Monday, June 25, 2012
Update - Molly
Tomorrow I have a scheduled D&C. I have never had one before, so I am a bit nervous. On Friday, the doctor gave me some meds to contract my uterus to hopefully expel whatever tissue was left inside, and unfortunately that was not enough. So I report to the hospital at 8am and should be home by the afternoon.
Physically, I am fine. Some cramping and bleeding which is uncomfortable, but I am fine.
Emotionally, I am numb. I have so many thoughts and feeling swirling around inside my head that it just leaves me numb. I cannot say I did not expect this to happen. There was a part of me that just felt that something wasn't right. I kept hoping that I could get late enough in the pregnancy so that intervention could happen if needed, but I am sure Heavenly Father spared me the pain of that.

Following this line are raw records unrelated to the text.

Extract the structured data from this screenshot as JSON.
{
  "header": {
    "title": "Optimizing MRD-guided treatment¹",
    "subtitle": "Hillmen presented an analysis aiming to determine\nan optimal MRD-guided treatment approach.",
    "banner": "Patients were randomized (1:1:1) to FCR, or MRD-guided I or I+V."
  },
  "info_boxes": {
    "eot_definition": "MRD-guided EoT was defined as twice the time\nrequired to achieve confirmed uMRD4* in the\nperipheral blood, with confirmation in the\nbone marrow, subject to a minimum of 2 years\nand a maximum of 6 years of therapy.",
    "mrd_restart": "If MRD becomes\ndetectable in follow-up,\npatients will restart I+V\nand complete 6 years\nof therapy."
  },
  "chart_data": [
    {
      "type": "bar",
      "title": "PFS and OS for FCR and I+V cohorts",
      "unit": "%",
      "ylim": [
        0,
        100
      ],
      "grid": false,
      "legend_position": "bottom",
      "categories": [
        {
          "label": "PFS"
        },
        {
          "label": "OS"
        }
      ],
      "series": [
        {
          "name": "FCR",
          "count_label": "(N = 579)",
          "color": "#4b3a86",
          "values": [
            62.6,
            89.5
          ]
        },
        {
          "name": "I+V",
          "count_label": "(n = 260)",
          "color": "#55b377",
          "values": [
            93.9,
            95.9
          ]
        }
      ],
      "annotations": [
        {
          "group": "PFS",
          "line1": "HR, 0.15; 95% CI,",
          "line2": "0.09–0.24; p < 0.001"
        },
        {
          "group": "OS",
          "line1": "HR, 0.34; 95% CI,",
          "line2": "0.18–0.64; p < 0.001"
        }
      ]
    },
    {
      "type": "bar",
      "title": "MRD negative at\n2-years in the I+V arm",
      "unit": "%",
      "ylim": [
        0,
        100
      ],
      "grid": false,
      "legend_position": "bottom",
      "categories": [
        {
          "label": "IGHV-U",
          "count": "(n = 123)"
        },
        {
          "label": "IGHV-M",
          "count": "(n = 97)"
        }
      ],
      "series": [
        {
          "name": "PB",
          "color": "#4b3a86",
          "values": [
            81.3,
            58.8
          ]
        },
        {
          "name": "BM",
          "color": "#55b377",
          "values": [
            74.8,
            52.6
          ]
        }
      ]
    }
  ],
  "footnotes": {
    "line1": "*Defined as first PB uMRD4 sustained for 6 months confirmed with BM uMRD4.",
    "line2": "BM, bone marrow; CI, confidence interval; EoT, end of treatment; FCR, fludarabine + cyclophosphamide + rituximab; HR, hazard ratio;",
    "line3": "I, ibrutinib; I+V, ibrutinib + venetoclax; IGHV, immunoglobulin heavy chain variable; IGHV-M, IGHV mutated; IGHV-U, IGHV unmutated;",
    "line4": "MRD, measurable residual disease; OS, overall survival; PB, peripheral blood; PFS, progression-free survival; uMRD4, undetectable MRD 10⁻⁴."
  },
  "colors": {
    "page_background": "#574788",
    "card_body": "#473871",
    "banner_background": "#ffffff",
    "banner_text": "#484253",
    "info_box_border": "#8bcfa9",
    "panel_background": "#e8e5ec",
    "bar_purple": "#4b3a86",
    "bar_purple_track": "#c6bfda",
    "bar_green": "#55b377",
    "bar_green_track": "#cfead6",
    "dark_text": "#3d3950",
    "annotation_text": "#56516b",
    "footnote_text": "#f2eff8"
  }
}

We are awaiting pathology results. The sex of the baby is still not 100%, but we a pretty good idea of what it was. Hoping that pathology provides some answers, but at the same time I am afraid of what those answers could be.
I wake up each morning and hope that it was just a bad dream, and then I remember, that this is my reality. I know I should be grateful for so many things because my husband and I have truly been blessed.
All I know for sure at this moment is that I married the right man. He is my perfect match and together we will get through this. I know that I have 4 beautiful babies waiting for me in the next life and that I still have 3 more waiting for their chance. I know my Heavenly Father loves me even as I struggle with the plan that He has for me. I know continuing on this blog is the right thing to do because there are so many other out there who choose to be more silent as they grieve their own trials. I hope that through my voice, they find comfort and strength and gain know they are not alone in this. I know I will get through this - somehow - because of all of these truths. I know that I am stronger than this. And I know that we will not give up.